Basic usage

Basic usage

Specifying choice models using the formula interface provided by PyDCML is very simple. We start by defining the fixed effects parameters and the random effects parameters using the FixedEffect and RandomEffect classes:

# define fixed effects parameters
B_XF1 = FixedEffect('BETA_XF1')
B_XF2 = FixedEffect('BETA_XF2')
B_XF3 = FixedEffect('BETA_XF3')

# define random effects parameters
B_XR1 = RandomEffect('BETA_XR1')
B_XR2 = RandomEffect('BETA_XR2')

The only input that FixedEffect and RandomEffect take is the names of the parameters to be used, for example, for displaying the estimation results.

We then need to define the observed variables. This can be done as follows:

XF1 = ObservedVariable('XF1')
XF2 = ObservedVariable('XF2')
XF3 = ObservedVariable('XF3')

XR1 = ObservedVariable('XR1')
XR2 = ObservedVariable('XR2')

Note that the names provided as input to ObservedVariable() must correspond to the names of columns in the Pandas dataframe containing the data.

Alternatively, we can compactly convert each column of a Pandas dataframe df into an ObservedVariable by using the following code:

# define observed variables
for attr in df.columns:
    exec("%s = ObservedVariable('%s')" % (attr,attr))

The blocks of code above create instances of Python objects that can be put together to define the utility functions for the different alternatives. For example, we can define the following utility functions corresponding to 3 different choice alternatives:

V1 = B_XF1*ALT1_XF1 + B_XF2*ALT1_XF2 + B_XF3*ALT1_XF3 + B_XR1*ALT1_XR1 + B_XR2*ALT1_XR2
V2 = B_XF1*ALT2_XF1 + B_XF2*ALT2_XF2 + B_XF3*ALT2_XF3 + B_XR1*ALT2_XR1 + B_XR2*ALT2_XR2
V3 = B_XF1*ALT3_XF1 + B_XF2*ALT3_XF2 + B_XF3*ALT3_XF3 + B_XR1*ALT3_XR1 + B_XR2*ALT3_XR2

Once the expressions for the different choice alternatives are defined, we need to associate them with the correspoding alternative names.
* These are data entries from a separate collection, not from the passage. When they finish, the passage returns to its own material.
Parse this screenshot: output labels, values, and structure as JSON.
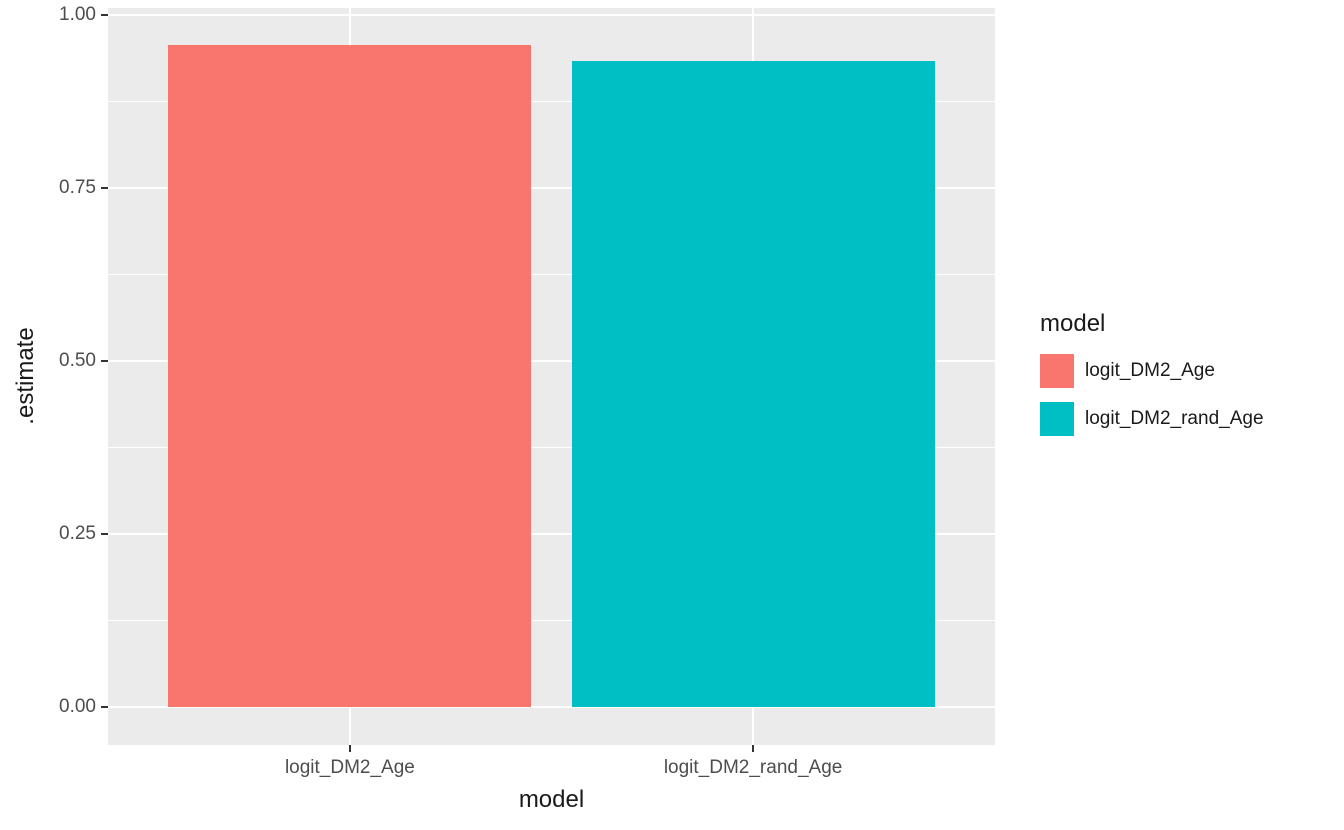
{
  "chart_data": {
    "type": "bar",
    "title": "",
    "categories": [
      "logit_DM2_Age",
      "logit_DM2_rand_Age"
    ],
    "values": [
      0.957,
      0.934
    ],
    "colors": [
      "#F8766D",
      "#00BFC4"
    ],
    "xlabel": "model",
    "ylabel": ".estimate",
    "y_ticks": [
      0.0,
      0.25,
      0.5,
      0.75,
      1.0
    ],
    "y_tick_labels": [
      "0.00",
      "0.25",
      "0.50",
      "0.75",
      "1.00"
    ],
    "y_minor_ticks": [
      0.125,
      0.375,
      0.625,
      0.875
    ],
    "ylim": [
      -0.055,
      1.01
    ],
    "x_unit_range": [
      0.4,
      2.6
    ],
    "bar_rel_width": 0.9,
    "grid": true,
    "panel_bg": "#EBEBEB",
    "grid_color": "#FFFFFF",
    "legend": {
      "position": "right",
      "title": "model",
      "entries": [
        {
          "label": "logit_DM2_Age",
          "color": "#F8766D"
        },
        {
          "label": "logit_DM2_rand_Age",
          "color": "#00BFC4"
        }
      ]
    }
  }
}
This achieved using a Python dictionary:

utilities = {"ALT1": V1, "ALT2": V2, "ALT3": V3}

We are now ready to create a Specification object containing the utilities that we have just defined. Note that we must also specify the type of choice model to be used - a mixed logit model (MXL) in this case.:

dcm_spec = Specification('MXL', utilities)

Note that we can inspect the specification by printing the dcm_spec object:

print(dcm_spec)

Once the Specification is defined, we need to define the Dataset object that goes along with it. For this, we instantiate the Dataset class with the Pandas dataframe containing the data in the so-called “wide format”. In the case of panel data, we must also specify the name of the column in the dataframe that contains the ID of the respondent (this should be a integer ranging from 0 the num_resp-1):

dcm_dataset = Dataset(df, 'choice', dcm_spec, resp_id_col='indID')

As with the specification, we can inspect the DCM dataset by printing the dcm_dataset object:

print(dcm_dataset)

We are now ready to instante the choice model that we want to use. For example, we can use a Mixed Logit model as implemented by the class TorchMXL. We do this by instatiating the class with the dcm_dataset object that we have previously created:

mxl = TorchMXL(dcm_dataset, batch_size=num_resp, use_cuda=True, use_inference_net=False)

Note that we additionally provide TorchMXL with some extra information: batch_size indicates the size of the random subset of respondents whose data should be considered for computing gradients at each iteration of variational inference, use_cuda indicates whether or not to use GPU-accelaration to speed-up inference, and use_inference_net indicates whether or not to use an inference neural network to amortize the cost of variational inference as proposed in [Ref1].

We can now run variational inference on the model using:

results = mxl.infer(num_epochs=5000)

Once inference is completed, PyDCML will output a brief summary of the results such as the means of the posterior approximations for the different parameters in the model. This information and additional one is also stored in the results dictionary outputted by the infer() method.

Ref1

Rodrigues, F. Scaling Bayesian inference of mixed multinomial logit models to large datasets. In Transportation Research Part B: Methodological, 2022.